Response to Reviewer 2 Comments

Point 1: Authors ignored the other infectious factors and individual immunocompromised possibility when they analyzed the environmental risk. These two aspects are necessary and helpful to estimate if the environmental factors are critical for infection within an Indonesian cohort.

Response 1: While we agree with the reviewer that knowledge of other infectious pathogens would be beneficial in understanding the environmental risk, in this study we did not test for other viruses and therefore we cannot answer the question of interaction with other viruses.

 

However, in large studies in developing countries [37], of which the senior author was a member of the study group, in most children with severe pneumonia and RSV, RSV was either the only pathogen or the predominant pathogen.
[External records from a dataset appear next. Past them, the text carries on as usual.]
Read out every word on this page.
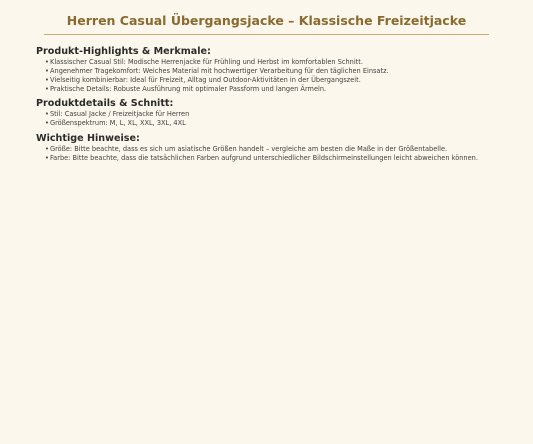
Herren Casual Übergangsjacke – Klassische Freizeitjacke
Produkt-Highlights & Merkmale:
• Klassischer Casual Stil: Modische Herrenjacke für Frühling und Herbst im komfortablen Schnitt.
• Angenehmer Tragekomfort: Weiches Material mit hochwertiger Verarbeitung für den täglichen Einsatz.
• Vielseitig kombinierbar: Ideal für Freizeit, Alltag und Outdoor-Aktivitäten in der Übergangszeit.
• Praktische Details: Robuste Ausführung mit optimaler Passform und langen Ärmeln.
Produktdetails & Schnitt:
• Stil: Casual Jacke / Freizeitjacke für Herren
• Größenspektrum: M, L, XL, XXL, 3XL, 4XL
Wichtige Hinweise:
• Größe: Bitte beachte, dass es sich um asiatische Größen handelt – vergleiche am besten die Maße in der Größentabelle.
• Farbe: Bitte beachte, dass die tatsächlichen Farben aufgrund unterschiedlicher Bildschirmeinstellungen leicht abweichen können.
This was confirmed in the EPIC study in the US [38]and the Gabriel [39] study in developing countries. Hence, while we concur that other infections may have influenced the results, it would have had a minor, if any, impact on our findings of the risk factors for development of RSV LRI in this community-based study. We have added this as a limitation to the study. This is the added sentence in the text.

 

Finally we did not examine samples for other viruses as was done in the PERCH [37], EPIC [38] and GABRIEL [39] studies, but in those studies when RSV was the predominant pathogen and coinfections with other viruses (except rhinovirus) were uncommon.

 

This was a community-based study in rural and semi-urban Indonesia. As such, we studied 2014 children, who were either recruited at start of study of recruited at birth. It is highly unlikely that this small population would have a significant number of immunocompromised children. Furthermore, there were low rates of HIV in the population at time we did the study. Of note, most babies with severe immunodeficiency (SCID) would typically not survive in a LMIC country. Had this had been a hospital based study this would have certainly been an important consideration.

 

Point 2:    Adding the analysis methods and description under each Table.

 

Response 2: The methods and description have been added as footnotes to tables

 

 

 Point 3:    Please be careful when concluding the findings in the text, since the data described in the manuscript limited at a small group, which cannot represent all cases in developing countries.

 

Response 3: We concur with the reviewers and have revised the abstract conclusion and the last paragraph of discussion:

 

Abstract:

Our findings suggest that in a middle-income country such as Indonesia, with a substantial burden of RSV morbidity and mortality, lower socioeconomic status, environmental air quality and animal exposure are suggested to be predisposing factors for developing an RSV LRI.

 

Last paragraph:

This study shows that lower socioeconomic status, environmental air quality and animal exposure are predisposing factors for developing an RSV LRI. In a middle-income country such as Indonesia, with a substantial burden of RSV morbidity and mortality, we recommend conducting similar study in other area to validate these findings and further investigate the gene-environment interaction, including distinct immune responses of infants for the risk of developing RSV LRI for future study.

Point 4:    The written needs to be improved.

 Response 4: The manuscript has been edited for grammar and clarity

Author Response File: Author Response.docx

Round 2

Reviewer 2 Report

Authors addressed all the comments appropriately.